The lead story on the front page of this issue of the Glendale Cherry Creek Chronicle discloses that the purported “investigative consultant” Charles Johnson who stalked and harassed the Glendale City Clerk and people who were quoted in the Chronicle critical of Mohammad Ali Kheirkhahi was, in fact, a top super-secret undercover Special Agent for the FBI. Visit the Chronicle’s website at www.glendalecherrycreek.com and watch the entire Glendale Police Department’s interrogation of Mr. Johnson pretending to be an investigative consultant in violation of Colorado law. God help us if that is the best the nation’s preeminent law enforcement agency has to offer.

Of course, it didn’t end there. Special Agent Kimberly Milka then went on to harass anyone who filed a complaint with the police departments of Lakewood or Glendale concerning Johnson’s stalking and harassment. Ms. Milka was clearly engaged in obstruction of justice and witness tampering, but who is going to stop the FBI when it violates citizens’ constitutional rights. The answer is no one.

We now know that Johnson’s and Milka’s criminal activities in Glendale are only the tip of the iceberg of FBI misconduct in this town of a little over 5,000 people. A former top Denver police officer who met several times with Mohammad Ali Kheirkhahi believed that Kheirkhahi was trying to get him to solicit a bribe from Mike Dunafon, the mayor of Glendale.
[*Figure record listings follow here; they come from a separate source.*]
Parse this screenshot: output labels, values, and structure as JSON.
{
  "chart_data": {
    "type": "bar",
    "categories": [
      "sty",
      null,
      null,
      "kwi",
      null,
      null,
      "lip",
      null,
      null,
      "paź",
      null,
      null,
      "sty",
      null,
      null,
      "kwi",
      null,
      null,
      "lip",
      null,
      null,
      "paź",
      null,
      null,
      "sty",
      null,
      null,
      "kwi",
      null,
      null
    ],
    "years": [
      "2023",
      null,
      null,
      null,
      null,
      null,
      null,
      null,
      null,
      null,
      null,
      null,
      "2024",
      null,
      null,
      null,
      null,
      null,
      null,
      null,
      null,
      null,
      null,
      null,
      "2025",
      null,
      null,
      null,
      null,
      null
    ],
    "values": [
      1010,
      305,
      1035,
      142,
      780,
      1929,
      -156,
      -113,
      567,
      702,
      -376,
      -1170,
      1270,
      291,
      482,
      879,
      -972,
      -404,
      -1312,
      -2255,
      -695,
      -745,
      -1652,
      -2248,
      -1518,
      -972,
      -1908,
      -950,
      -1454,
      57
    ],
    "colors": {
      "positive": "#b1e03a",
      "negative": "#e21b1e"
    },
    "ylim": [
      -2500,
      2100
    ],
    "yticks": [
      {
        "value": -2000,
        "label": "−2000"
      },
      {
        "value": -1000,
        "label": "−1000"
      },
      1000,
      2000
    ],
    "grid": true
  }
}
The former officer wanted to wear a wire to record Kheirkhahi’s statements and even interviewed with the FBI.

It appears that the FBI in response did nothing with regards to Kheirkhahi and instead instituted a campaign with the purported help of Kheirkhahi to get others to try to bribe Glendale officials including Dunafon.
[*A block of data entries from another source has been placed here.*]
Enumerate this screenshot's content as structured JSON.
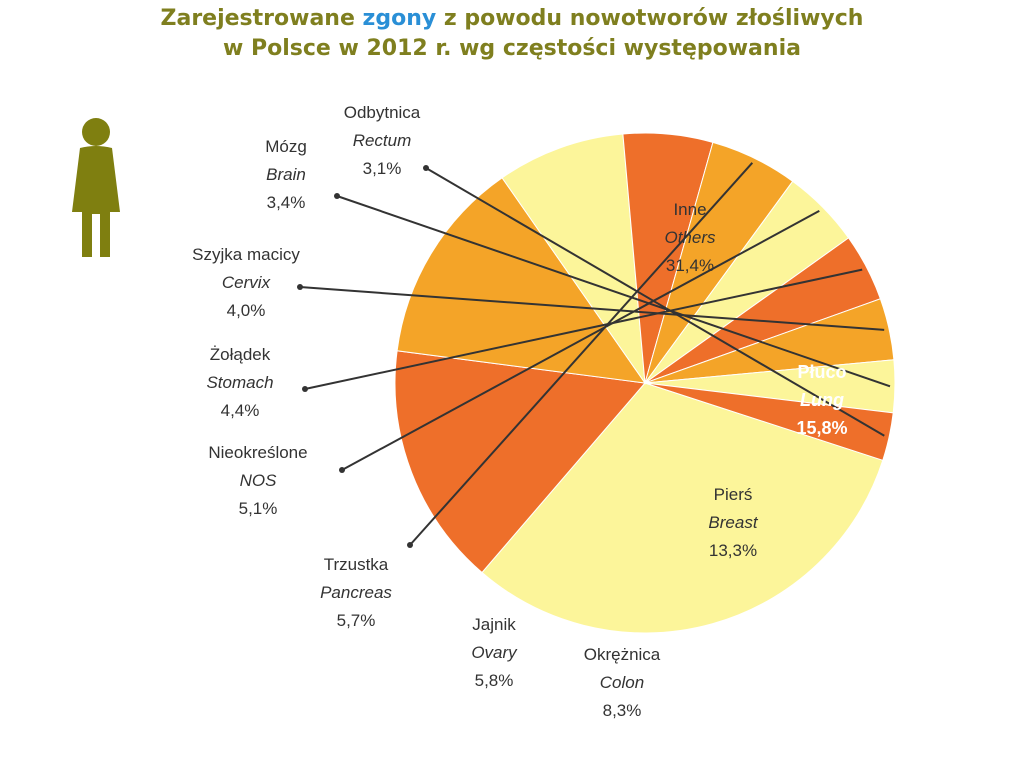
{
  "title": {
    "line1_pre": "Zarejestrowane ",
    "line1_highlight": "zgony",
    "line1_post": " z powodu nowotworów złośliwych",
    "line2": "w Polsce w 2012 r. wg częstości występowania"
  },
  "colors": {
    "title": "#7f7f1f",
    "highlight": "#2a8fd6",
    "icon": "#7f7f10",
    "slice_pale": "#fcf59a",
    "slice_orange": "#f4a428",
    "slice_dark": "#ee6f2a"
  },
  "icon": "female-figure-icon",
  "chart_data": {
    "type": "pie",
    "slices": [
      {
        "label_pl": "Inne",
        "label_en": "Others",
        "value": 31.4,
        "display": "31,4%",
        "color": "#fcf59a"
      },
      {
        "label_pl": "Płuco",
        "label_en": "Lung",
        "value": 15.8,
        "display": "15,8%",
        "color": "#ee6f2a"
      },
      {
        "label_pl": "Pierś",
        "label_en": "Breast",
        "value": 13.3,
        "display": "13,3%",
        "color": "#f4a428"
      },
      {
        "label_pl": "Okrężnica",
        "label_en": "Colon",
        "value": 8.3,
        "display": "8,3%",
        "color": "#fcf59a"
      },
      {
        "label_pl": "Jajnik",
        "label_en": "Ovary",
        "value": 5.8,
        "display": "5,8%",
        "color": "#ee6f2a"
      },
      {
        "label_pl": "Trzustka",
        "label_en": "Pancreas",
        "value": 5.7,
        "display": "5,7%",
        "color": "#f4a428"
      },
      {
        "label_pl": "Nieokreślone",
        "label_en": "NOS",
        "value": 5.1,
        "display": "5,1%",
        "color": "#fcf59a"
      },
      {
        "label_pl": "Żołądek",
        "label_en": "Stomach",
        "value": 4.4,
        "display": "4,4%",
        "color": "#ee6f2a"
      },
      {
        "label_pl": "Szyjka macicy",
        "label_en": "Cervix",
        "value": 4.0,
        "display": "4,0%",
        "color": "#f4a428"
      },
      {
        "label_pl": "Mózg",
        "label_en": "Brain",
        "value": 3.4,
        "display": "3,4%",
        "color": "#fcf59a"
      },
      {
        "label_pl": "Odbytnica",
        "label_en": "Rectum",
        "value": 3.1,
        "display": "3,1%",
        "color": "#ee6f2a"
      }
    ]
  }
}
It is assumed the FBI did so because it believed city officials were susceptible to taking bribes. Ever since Glendale incorporated in 1952, to the vast annoyance of officials in Denver and The Denver Post who after World War II became the official cheerleader of the City and County of Denver, it was rumored that Glendale officials were corrupt especially considering liquor licenses. It was perhaps a case of self-projection, as in Denver at various times to get a liquor license one had to hire the right politically connected lawyers and know the right City Council members while Glendale granted them to virtually anyone who wanted one.

The City and County of Denver did not seem to understand Glendale’s laissez faire and libertarian attitude toward municipal governance. Glendale saw itself as too poor to turn anyone away who wanted to do business in the town. There was, of course, zero reason to bribe anyone in a town that would already give you what you wanted in the first place.

As a result of Denver being closed down and very restrictive as to liquor licenses and Glendale freely issuing them, Glendale became a youth and nightclub Mecca in the 1970s and 1980s with dozens of bars, nightclubs and restaurants along Colorado Boulevard, East Virginia Avenue, Leetsdale Drive and South Cherry Street.

In the 1990s Denver was able to revitalize downtown with the building of Coors Field and now issued liquor licenses to essentially anyone who wanted one in LODO. Conversely Glendale mayors Steve Ward and Joe Rice killed its downtown by trying to close one liquor establishment after another while preventing new ones from being granted.

When Glendale recently decided to try to bring back an eating and entertainment district along Cherry Creek and East Virginia Avenue the old canard that Glendale city government was corrupt was resurrected by the FBI. It would have been nice if the FBI had bothered to check that the Glendale mayor and his wife are independently wealthy and Glendale city officials are compensated and therefore highly unlikely to accept bribes.

The Glendale Police Department tried to constantly keep highly controversial Denver FBI Public Corruption Section head Jonny Grusing aware of everything it was doing with regards to Charles Johnson and everything else going on in the city. The Glendale Police Department believes that the FBI in turn continually lied to them especially regarding Charles Johnson.

Glendale now does not believe anything that Jonny Grusing has to say. Of course, if a member of the public lies to the FBI you go to jail, while the FBI states it may freely lie to anyone it wants without any repercussions which is what Special Agents Jonny Grusing and Charles Johnson have taken to new levels.

For many regular citizens in Glendale as well as Glendale public officials, the FBI is not in their minds the nation’s preeminent law enforcement agency but at least at the local level is composed of people who lie, fabricate, harass, stalk and obstruct justice on a regular basis while seeking public corruption that does not appear to exist in Glendale. Grusing, in turn, has developed the reputation in some Denver metropolitan police departments as being a type of untrustworthy and “dirty cop.”

After the escapades of former FBI Director James Comey at a national level, the reputation of the Denver office feeds the narrative that something is seriously wrong with the FBI. Once that perception seeps in it will be difficult for the many honest and trustworthy local FBI agents to regain the public trust and respect they once had.